NumPy doesn’t support subintepreters yet. To do so (at least as far as I know) would require converting NumPy’s extension modules to use multi-phase initialization.

ncoghlan · October 1, 2024, 2:48am

Back on the original fork vs subinterpreter startup time question: as folks surmised, there’s no copy-on-write implementation for subinterpreter state initialisation, so their startup times ending up in between fork (process overhead, but uses copy-on-write to minimise initialisation time), and spawn (both process and initialisation overhead) is an expected outcome.

Wombat · October 2, 2024, 10:59pm

I share your surprise. Being strictly in userspace and reusing startup state should make subinterpreter creation/destruction fast. The slow start might be because the code is still rough.

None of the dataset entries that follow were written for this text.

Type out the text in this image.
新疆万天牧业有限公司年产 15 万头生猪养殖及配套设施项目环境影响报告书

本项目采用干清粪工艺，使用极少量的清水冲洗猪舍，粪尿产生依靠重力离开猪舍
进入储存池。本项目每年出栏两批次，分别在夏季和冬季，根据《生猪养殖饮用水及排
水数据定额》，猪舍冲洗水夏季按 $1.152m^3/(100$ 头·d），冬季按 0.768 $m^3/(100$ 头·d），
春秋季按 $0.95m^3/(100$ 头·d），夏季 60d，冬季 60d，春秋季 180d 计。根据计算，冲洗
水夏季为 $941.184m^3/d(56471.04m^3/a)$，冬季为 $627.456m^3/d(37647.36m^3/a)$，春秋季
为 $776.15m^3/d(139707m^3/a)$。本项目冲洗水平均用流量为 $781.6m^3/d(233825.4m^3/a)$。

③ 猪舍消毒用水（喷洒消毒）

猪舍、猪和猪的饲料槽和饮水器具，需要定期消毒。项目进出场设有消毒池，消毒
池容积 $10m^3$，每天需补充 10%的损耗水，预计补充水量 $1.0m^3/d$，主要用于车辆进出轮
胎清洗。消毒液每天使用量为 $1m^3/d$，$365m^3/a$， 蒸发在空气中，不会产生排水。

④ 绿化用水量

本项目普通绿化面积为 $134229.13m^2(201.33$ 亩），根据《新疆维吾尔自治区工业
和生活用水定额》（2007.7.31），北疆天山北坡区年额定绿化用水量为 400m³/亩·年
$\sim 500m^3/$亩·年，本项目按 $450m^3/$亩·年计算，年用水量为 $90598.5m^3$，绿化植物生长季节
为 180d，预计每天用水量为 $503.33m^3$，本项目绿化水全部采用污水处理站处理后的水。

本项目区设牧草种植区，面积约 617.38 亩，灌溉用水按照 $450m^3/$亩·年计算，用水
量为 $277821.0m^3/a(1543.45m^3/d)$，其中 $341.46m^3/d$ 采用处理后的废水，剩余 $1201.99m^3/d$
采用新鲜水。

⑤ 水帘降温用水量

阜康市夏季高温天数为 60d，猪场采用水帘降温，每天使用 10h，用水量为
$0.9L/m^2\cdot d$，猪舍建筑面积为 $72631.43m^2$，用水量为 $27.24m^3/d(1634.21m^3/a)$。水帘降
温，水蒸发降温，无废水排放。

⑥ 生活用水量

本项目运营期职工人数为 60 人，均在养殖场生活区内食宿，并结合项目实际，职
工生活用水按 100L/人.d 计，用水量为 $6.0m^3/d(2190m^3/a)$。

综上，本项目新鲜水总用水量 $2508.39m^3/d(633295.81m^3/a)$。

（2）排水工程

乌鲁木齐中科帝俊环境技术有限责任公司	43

ncoghlan · October 3, 2024, 2:01am

Comprehensively reusing startup state doesn’t currently happen. There’s some sharing of immutable state, and the process level resources are shared (this is why subinterpreters are faster than spawn mode processes that have to fully initialise a new main interpreter), but the kind of wholesale memory page sharing that makes fork (and forkserver) mode processes so quick to launch isn’t an available option.

It’s part of the constellation of problems around finding ways to take full advantage of the shared memory access to more efficiently share dynamic state between subinterpreters.